I've attached notebook https://colab.research.google.com/gist/pctablet505/b5ef8ab36dceb58527e992b571aefb70/keras-quantized-model-not-loading.ipynb
---------------------------------------------------------------------------
ValueError Traceback (most recent call last)
[<ipython-input-5-3241078411>](https://localhost:8080/#) in <cell line: 0>()
8 import keras_hub
9
---> 10 gemma_lm_quantized = keras_hub.models.Gemma3CausalLM.from_preset("stored_gemma_int8")
11 gemma_lm_quantized.generate("hello, what is your name?")
4 frames
[/content/keras_hub_repo/keras_hub/src/models/task.py](https://localhost:8080/#) in from_preset(cls, preset, load_weights, **kwargs)
196 # images, audio).
197 load_task_weights = "num_classes" not in kwargs
--> 198 return loader.load_task(cls, load_weights, load_task_weights, **kwargs)
199
200 def load_task_weights(self, filepath):
[/content/keras_hub_repo/keras_hub/src/utils/preset_utils.py](https://localhost:8080/#) in load_task(self, cls, load_weights, load_task_weights, **kwargs)
701 else:
702 jax_memory_cleanup(task.backbone)
--> 703 self._load_backbone_weights(task.backbone)
704 return task
705
[/content/keras_hub_repo/keras_hub/src/utils/preset_utils.py](https://localhost:8080/#) in _load_backbone_weights(self, backbone)

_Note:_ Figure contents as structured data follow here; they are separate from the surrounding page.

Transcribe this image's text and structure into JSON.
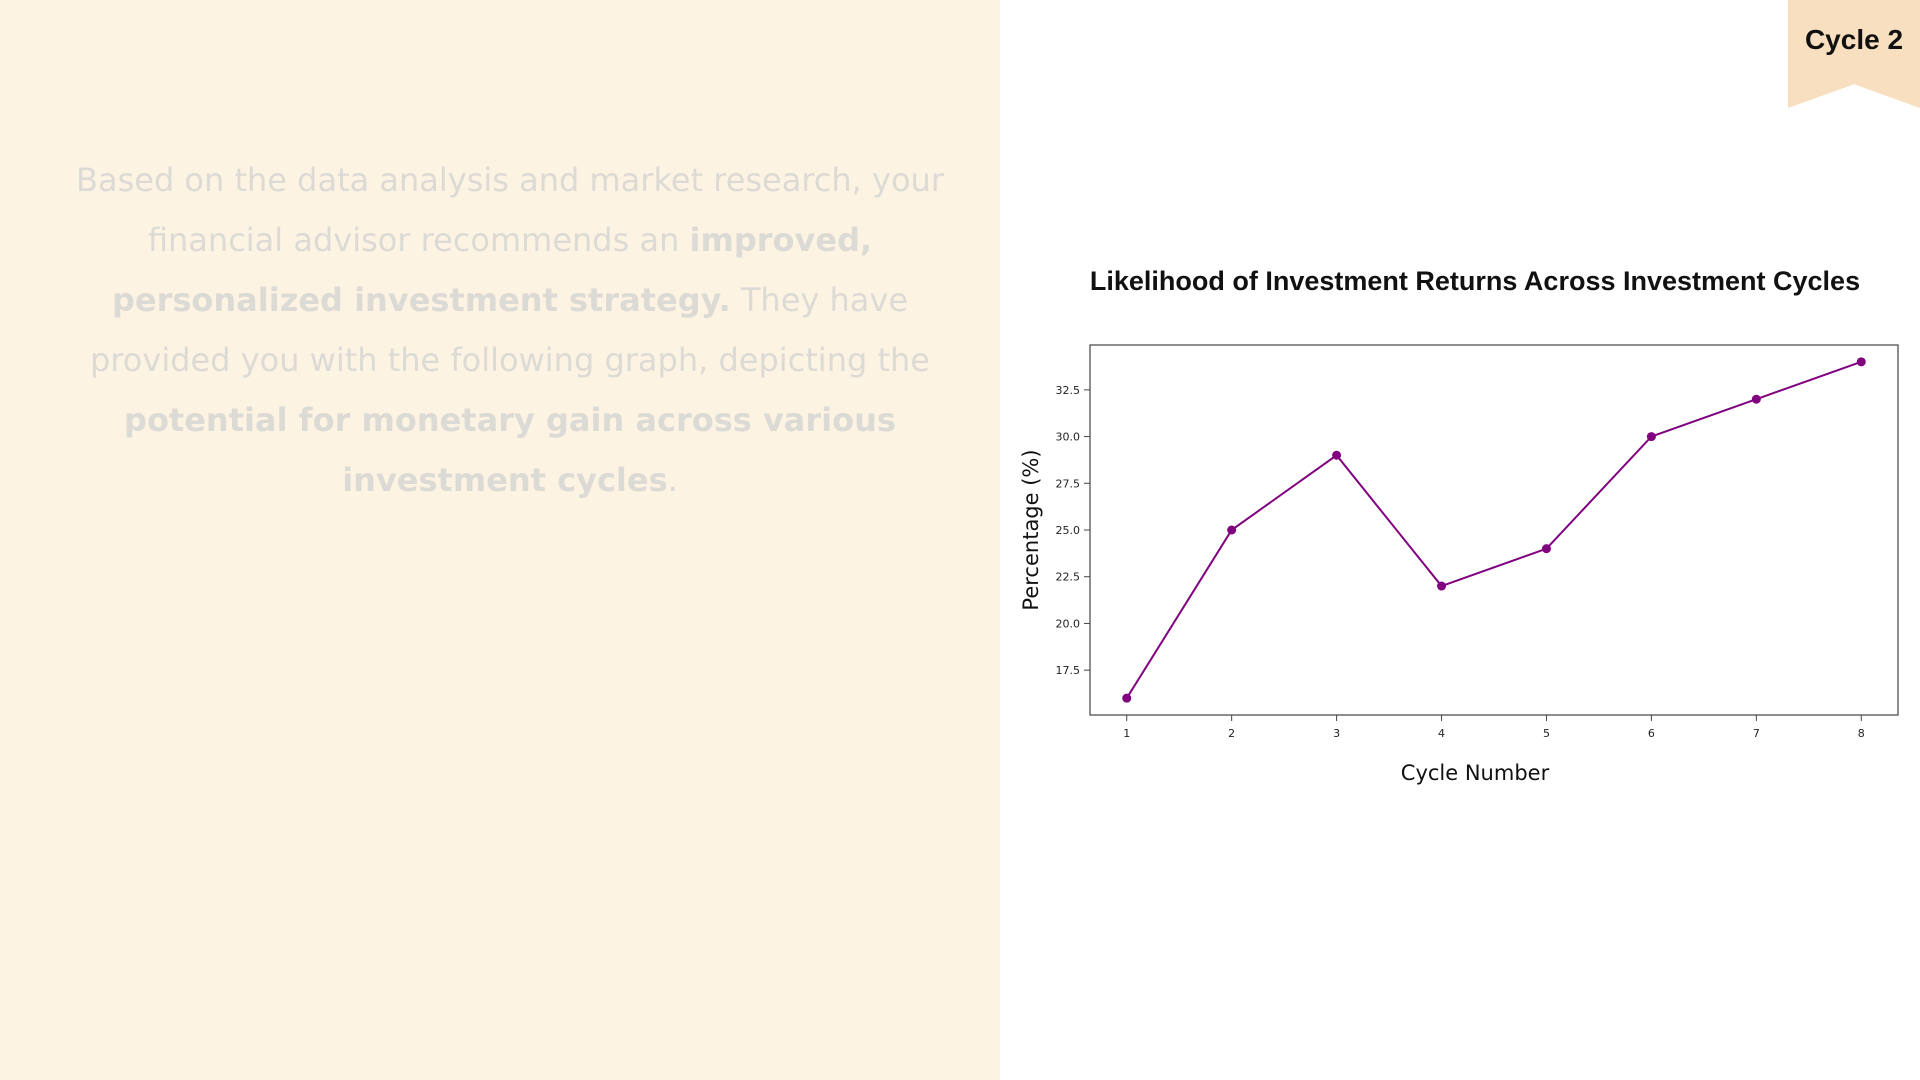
{
  "badge": {
    "label": "Cycle 2"
  },
  "paragraph": {
    "t1": "Based on the data analysis and market research, your financial advisor recommends an ",
    "b1": "improved, personalized investment strategy.",
    "t2": " They have provided you with the following graph, depicting the ",
    "b2": "potential for monetary gain across various investment cycles",
    "t3": "."
  },
  "colors": {
    "left_bg": "#fdf3e3",
    "badge_bg": "#f8dfbf",
    "line": "#800080"
  },
  "chart_data": {
    "type": "line",
    "title": "Likelihood of Investment Returns Across Investment Cycles",
    "xlabel": "Cycle Number",
    "ylabel": "Percentage (%)",
    "x": [
      1,
      2,
      3,
      4,
      5,
      6,
      7,
      8
    ],
    "series": [
      {
        "values": [
          16,
          25,
          29,
          22,
          24,
          30,
          32,
          34
        ]
      }
    ],
    "xticks": [
      "1",
      "2",
      "3",
      "4",
      "5",
      "6",
      "7",
      "8"
    ],
    "yticks": [
      "17.5",
      "20.0",
      "22.5",
      "25.0",
      "27.5",
      "30.0",
      "32.5"
    ],
    "ylim": [
      15.1,
      34.9
    ],
    "xlim": [
      0.65,
      8.35
    ],
    "grid": false
  }
}
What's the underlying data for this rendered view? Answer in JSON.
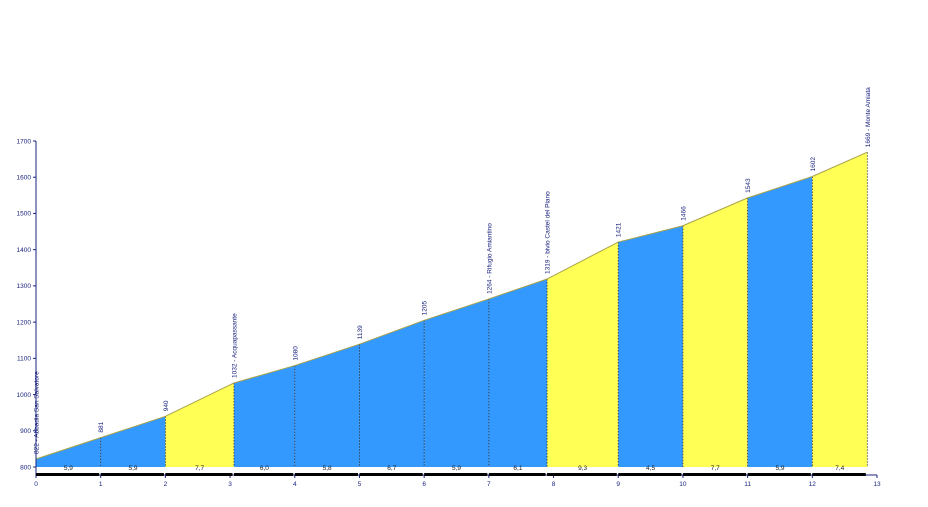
{
  "chart_data": {
    "type": "area",
    "title": "",
    "xlabel": "",
    "ylabel": "",
    "xlim": [
      0,
      13
    ],
    "ylim": [
      780,
      1700
    ],
    "x_ticks": [
      0,
      1,
      2,
      3,
      4,
      5,
      6,
      7,
      8,
      9,
      10,
      11,
      12,
      13
    ],
    "y_ticks": [
      800,
      900,
      1000,
      1100,
      1200,
      1300,
      1400,
      1500,
      1600,
      1700
    ],
    "grid": false,
    "points": [
      {
        "x": 0,
        "y": 822,
        "label": "822 - Abbadia San Salvatore"
      },
      {
        "x": 1,
        "y": 881,
        "label": "881"
      },
      {
        "x": 2,
        "y": 940,
        "label": "940"
      },
      {
        "x": 3.06,
        "y": 1032,
        "label": "1032 - Acquapassante"
      },
      {
        "x": 4,
        "y": 1080,
        "label": "1080"
      },
      {
        "x": 5,
        "y": 1139,
        "label": "1139"
      },
      {
        "x": 6,
        "y": 1205,
        "label": "1205"
      },
      {
        "x": 7,
        "y": 1264,
        "label": "1264 - Rifugio Amiantino"
      },
      {
        "x": 7.9,
        "y": 1319,
        "label": "1319 - bivio Castel del Piano"
      },
      {
        "x": 9,
        "y": 1421,
        "label": "1421"
      },
      {
        "x": 10,
        "y": 1466,
        "label": "1466"
      },
      {
        "x": 11,
        "y": 1543,
        "label": "1543"
      },
      {
        "x": 12,
        "y": 1602,
        "label": "1602"
      },
      {
        "x": 12.85,
        "y": 1669,
        "label": "1669 - Monte Amiata"
      }
    ],
    "segments": [
      {
        "grade": "5,9",
        "fill": "blue"
      },
      {
        "grade": "5,9",
        "fill": "blue"
      },
      {
        "grade": "7,7",
        "fill": "yellow"
      },
      {
        "grade": "6,0",
        "fill": "blue"
      },
      {
        "grade": "5,8",
        "fill": "blue"
      },
      {
        "grade": "6,7",
        "fill": "blue"
      },
      {
        "grade": "5,9",
        "fill": "blue"
      },
      {
        "grade": "6,1",
        "fill": "blue"
      },
      {
        "grade": "9,3",
        "fill": "yellow"
      },
      {
        "grade": "4,5",
        "fill": "blue"
      },
      {
        "grade": "7,7",
        "fill": "yellow"
      },
      {
        "grade": "5,9",
        "fill": "blue"
      },
      {
        "grade": "7,4",
        "fill": "yellow"
      }
    ],
    "colors": {
      "blue": "#3399ff",
      "yellow": "#ffff55",
      "outline": "#a9a24a",
      "axis": "#1a237e",
      "segment_bar": "#000000"
    }
  }
}
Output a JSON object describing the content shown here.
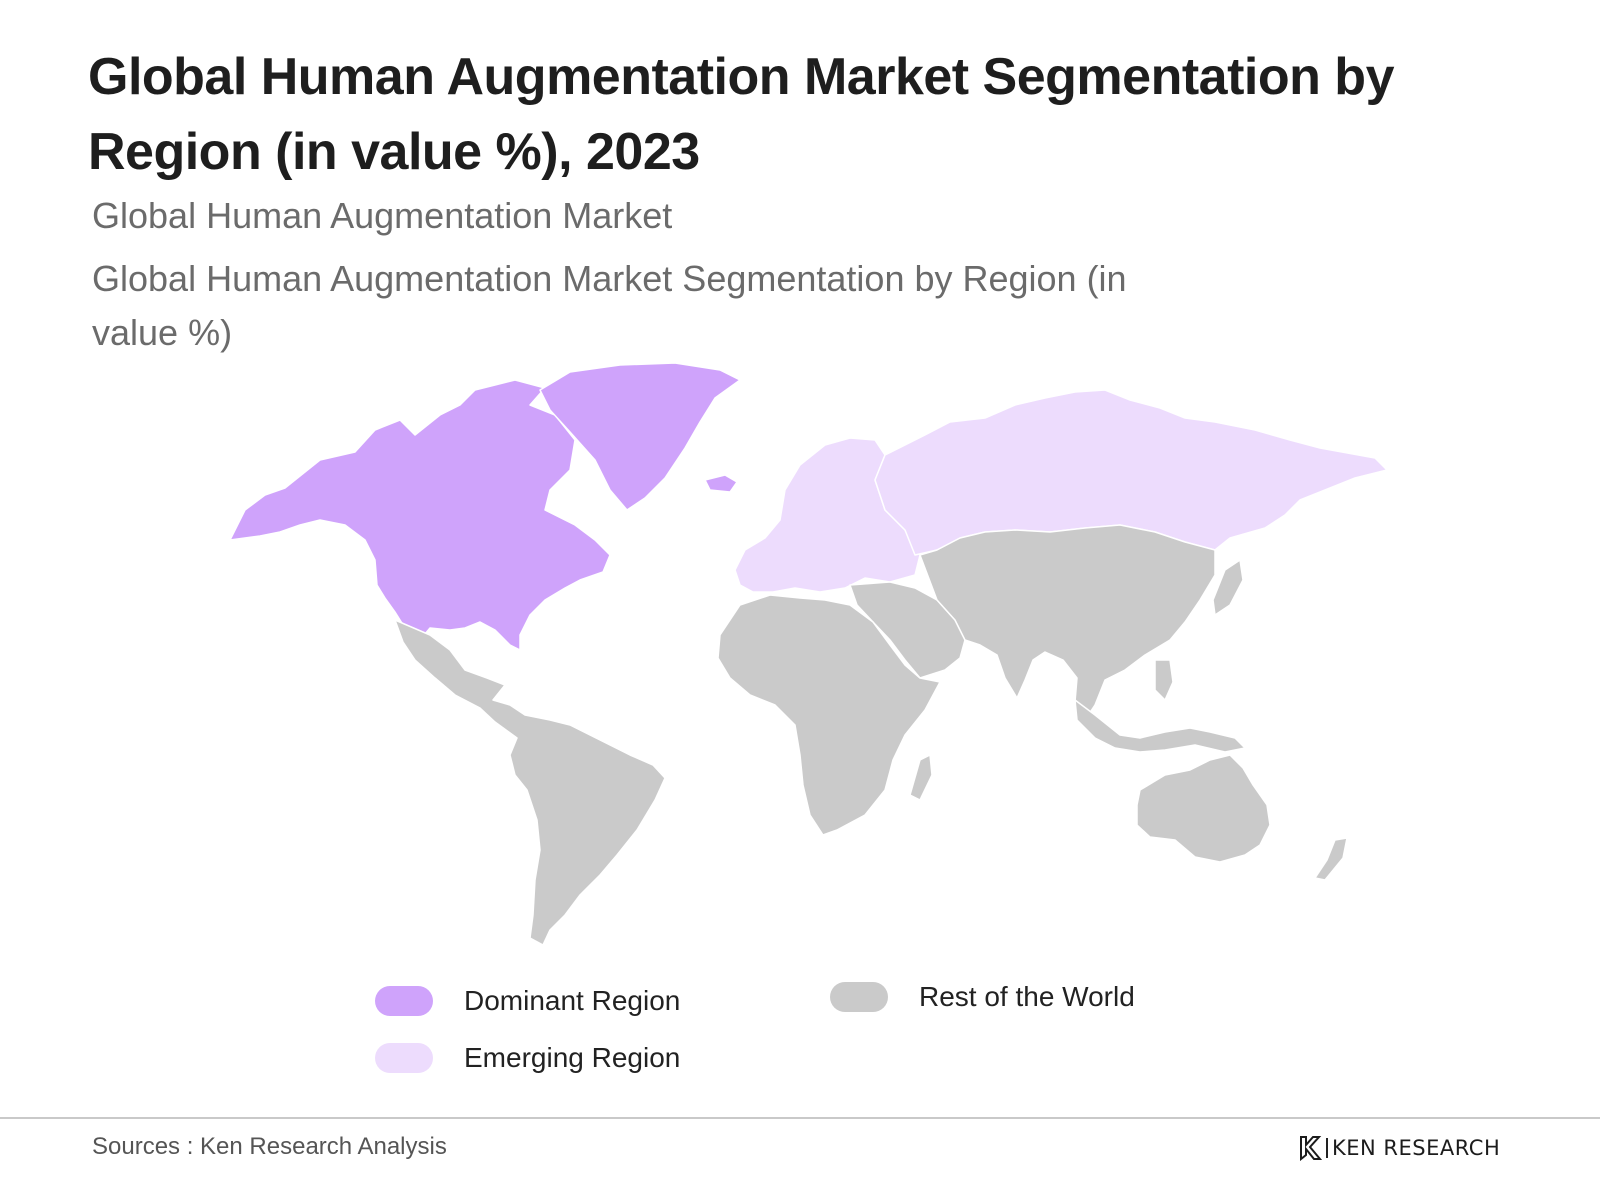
{
  "title": "Global Human Augmentation Market Segmentation by Region (in value %), 2023",
  "subtitle_1": "Global Human Augmentation Market",
  "subtitle_2": "Global Human Augmentation Market Segmentation by Region (in value %)",
  "colors": {
    "dominant": "#cfa3fb",
    "emerging": "#eddcfd",
    "rest": "#cacaca"
  },
  "regions": [
    {
      "name": "North America",
      "category": "dominant"
    },
    {
      "name": "Greenland",
      "category": "dominant"
    },
    {
      "name": "Europe",
      "category": "emerging"
    },
    {
      "name": "Russia",
      "category": "emerging"
    },
    {
      "name": "Latin America",
      "category": "rest"
    },
    {
      "name": "Africa",
      "category": "rest"
    },
    {
      "name": "Middle East",
      "category": "rest"
    },
    {
      "name": "Asia",
      "category": "rest"
    },
    {
      "name": "Oceania",
      "category": "rest"
    }
  ],
  "legend": {
    "dominant": "Dominant Region",
    "emerging": "Emerging Region",
    "rest": "Rest of the World"
  },
  "source": "Sources : Ken Research Analysis",
  "brand": "KEN RESEARCH"
}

754 # Download the sharded weights.
755 _ = get_file(self.preset, sharded_filename)
--> 756 backbone.load_weights(filepath)
757
758
[/content/keras_repo/keras/src/utils/traceback_utils.py](https://localhost:8080/#) in error_handler(*args, **kwargs)
120 # To get the full stack trace, call:
121 # `keras.config.disable_traceback_filtering()`
--> 122 raise e.with_traceback(filtered_tb) from None
123 finally:
124 del filtered_tb
[/content/keras_repo/keras/src/saving/saving_lib.py](https://localhost:8080/#) in _raise_loading_failure(error_msgs, warn_only)
648 warnings.warn(msg)
649 else:
--> 650 raise ValueError(msg)
651
652
ValueError: A total of 183 objects could not be loaded. Example error message for object <ReversibleEmbedding name=token_embedding, built=True>:
Layer 'token_embedding' expected 1 variables, but received 0 variables during loading. Expected: ['embeddings']
List of objects that could not be loaded:
[<ReversibleEmbedding name=token_embedding, built=True>, <EinsumDense name=key, built=True>, <EinsumDense name=attention_output, built=True>, <EinsumDense name=query, built=True>, <EinsumDense name=value, built=True>, <EinsumDense name=ffw_linear, built=True>, <EinsumDense name=ffw_gating, built=True>, <EinsumDense name=ffw_gating_2, built=True>, <EinsumDense name=key, built=True>, <EinsumDense name=attention_output, built=True>, <EinsumDense name=query, built=True>, <EinsumDense name=value, built=True>, <EinsumDense name=ffw_linear, built=True>, <EinsumDense name=ffw_gating, built=True>, <EinsumDense name=ffw_gating_2, built=True>, <EinsumDense name=key, built=True>, <EinsumDense name=attention_output, built=True>, <EinsumDense name=query, built=True>, <EinsumDense name=value, built=True>, <EinsumDense name=ffw_linear, built=True>, <EinsumDense name=ffw_gating, built=True>, <EinsumDense name=ffw_gating_2, built=True>, <EinsumDense name=key, built=True>, <EinsumDense name=attention_output, built=True>, <EinsumDense name=query, built=True>, <EinsumDense name=value, built=True>, <EinsumDense name=ffw_linear, built=True>, <EinsumDense name=ffw_gating, built=True>, <EinsumDense name=ffw_gating_2, built=True>, <EinsumDense name=key, built=True>, <EinsumDense name=attention_output, built=True>, <EinsumDense name=query, built=True>, <EinsumDense name=value, built=True>, <EinsumDense name=ffw_linear, built=True>, <EinsumDense name=ffw_gating, built=True>, <EinsumDense name=ffw_gat...
I get similar error for other models like LLama, or others. I've tested on gemma2, gemma3, llama3.1, lllama3.2, llama3 and more.